Ainsi, pour développer les exportations de produits laitiers français vers la Chine, trois pistes semblent se dégager : consolider les exportations de lactosérum, développer une filière de lait en poudre, réussir à pénétrer le marché des fromages. La première piste est contrainte par le statut de sous-produit du lactosérum qui limite beaucoup les volumes disponibles à l’exportation. En revanche, il semble possible de développer les deux autres pistes. C’est d’ailleurs au sujet du lait en poudre que l’on trouve des nouvelles positives pour les exportations laitières françaises : tandis qu’une première usine de production de lait en poudre issue d’un partenariat entre une coopérative normande et une entreprise chinoise a ouvert ses portes en juin 2015, une seconde sur le même modèle est en construction en Bretagne, et devrait ouvrir en janvier 2016.

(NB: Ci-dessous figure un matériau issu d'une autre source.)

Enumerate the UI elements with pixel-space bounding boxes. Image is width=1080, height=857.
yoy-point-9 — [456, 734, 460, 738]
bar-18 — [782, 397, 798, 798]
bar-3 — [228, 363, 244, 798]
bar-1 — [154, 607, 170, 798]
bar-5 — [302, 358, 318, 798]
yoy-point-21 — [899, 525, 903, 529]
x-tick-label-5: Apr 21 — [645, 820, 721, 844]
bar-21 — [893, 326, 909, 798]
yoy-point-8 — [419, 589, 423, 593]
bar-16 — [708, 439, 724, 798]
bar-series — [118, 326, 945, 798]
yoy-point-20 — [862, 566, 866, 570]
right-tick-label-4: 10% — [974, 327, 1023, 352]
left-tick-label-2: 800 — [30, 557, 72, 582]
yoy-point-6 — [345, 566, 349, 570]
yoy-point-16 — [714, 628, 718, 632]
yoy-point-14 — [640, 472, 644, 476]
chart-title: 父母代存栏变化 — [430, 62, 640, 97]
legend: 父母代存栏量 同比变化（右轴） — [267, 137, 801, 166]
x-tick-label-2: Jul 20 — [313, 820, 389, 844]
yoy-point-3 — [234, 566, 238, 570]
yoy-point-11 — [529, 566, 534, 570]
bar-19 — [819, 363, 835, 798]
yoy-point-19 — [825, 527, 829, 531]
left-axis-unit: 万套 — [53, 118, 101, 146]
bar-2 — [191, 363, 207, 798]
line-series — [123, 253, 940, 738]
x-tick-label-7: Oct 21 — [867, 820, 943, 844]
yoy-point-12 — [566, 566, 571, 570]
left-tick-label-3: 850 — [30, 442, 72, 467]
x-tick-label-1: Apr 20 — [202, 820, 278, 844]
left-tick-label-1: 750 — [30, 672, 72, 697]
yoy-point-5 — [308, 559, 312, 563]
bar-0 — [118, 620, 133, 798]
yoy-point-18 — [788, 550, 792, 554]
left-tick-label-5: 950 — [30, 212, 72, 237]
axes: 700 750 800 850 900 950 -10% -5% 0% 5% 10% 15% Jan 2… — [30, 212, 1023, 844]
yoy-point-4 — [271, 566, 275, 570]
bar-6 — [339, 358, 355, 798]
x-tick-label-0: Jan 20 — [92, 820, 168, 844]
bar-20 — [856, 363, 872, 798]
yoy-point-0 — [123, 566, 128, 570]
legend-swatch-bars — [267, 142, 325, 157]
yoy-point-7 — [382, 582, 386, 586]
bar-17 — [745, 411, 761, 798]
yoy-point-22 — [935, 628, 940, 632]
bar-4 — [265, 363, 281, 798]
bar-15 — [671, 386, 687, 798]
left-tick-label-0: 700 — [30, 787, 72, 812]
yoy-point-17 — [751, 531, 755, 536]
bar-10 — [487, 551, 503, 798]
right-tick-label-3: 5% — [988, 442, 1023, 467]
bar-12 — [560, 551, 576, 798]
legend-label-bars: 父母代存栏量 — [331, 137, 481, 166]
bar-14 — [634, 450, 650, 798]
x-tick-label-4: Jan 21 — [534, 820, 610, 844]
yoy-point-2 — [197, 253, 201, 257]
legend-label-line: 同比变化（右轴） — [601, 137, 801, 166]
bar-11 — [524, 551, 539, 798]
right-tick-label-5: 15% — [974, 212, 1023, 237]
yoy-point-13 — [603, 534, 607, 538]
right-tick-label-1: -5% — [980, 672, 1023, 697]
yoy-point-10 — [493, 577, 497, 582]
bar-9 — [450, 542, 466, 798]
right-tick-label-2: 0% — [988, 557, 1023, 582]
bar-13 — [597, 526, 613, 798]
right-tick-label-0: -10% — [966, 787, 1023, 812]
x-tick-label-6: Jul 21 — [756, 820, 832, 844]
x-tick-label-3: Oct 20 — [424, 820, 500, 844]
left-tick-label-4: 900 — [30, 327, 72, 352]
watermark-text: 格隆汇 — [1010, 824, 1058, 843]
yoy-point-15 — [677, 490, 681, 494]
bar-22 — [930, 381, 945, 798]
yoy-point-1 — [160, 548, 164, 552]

Dans tous les cas, pour l’ensemble des produits laitiers, et en particulier pour les fromages, la question de l’accès au marché chinois – droits de douane, mesures sanitaires, reconnaissance et promotion des appellations d’origine – est de première importance.

Références :

CEPII database BACI.

National Geographic. What the World Eats, d’après FAOSTAT.

Banque Mondiale. World Development Indicators.


[1] Les pays disponibles dans la base de données sont les Etats-Unis (704g, 26%), l’Allemagne (700g, 26%), le Royaume-Uni (660g, 25%), l’Australie (630g, 25%) et l’Espagne (493g, 21%).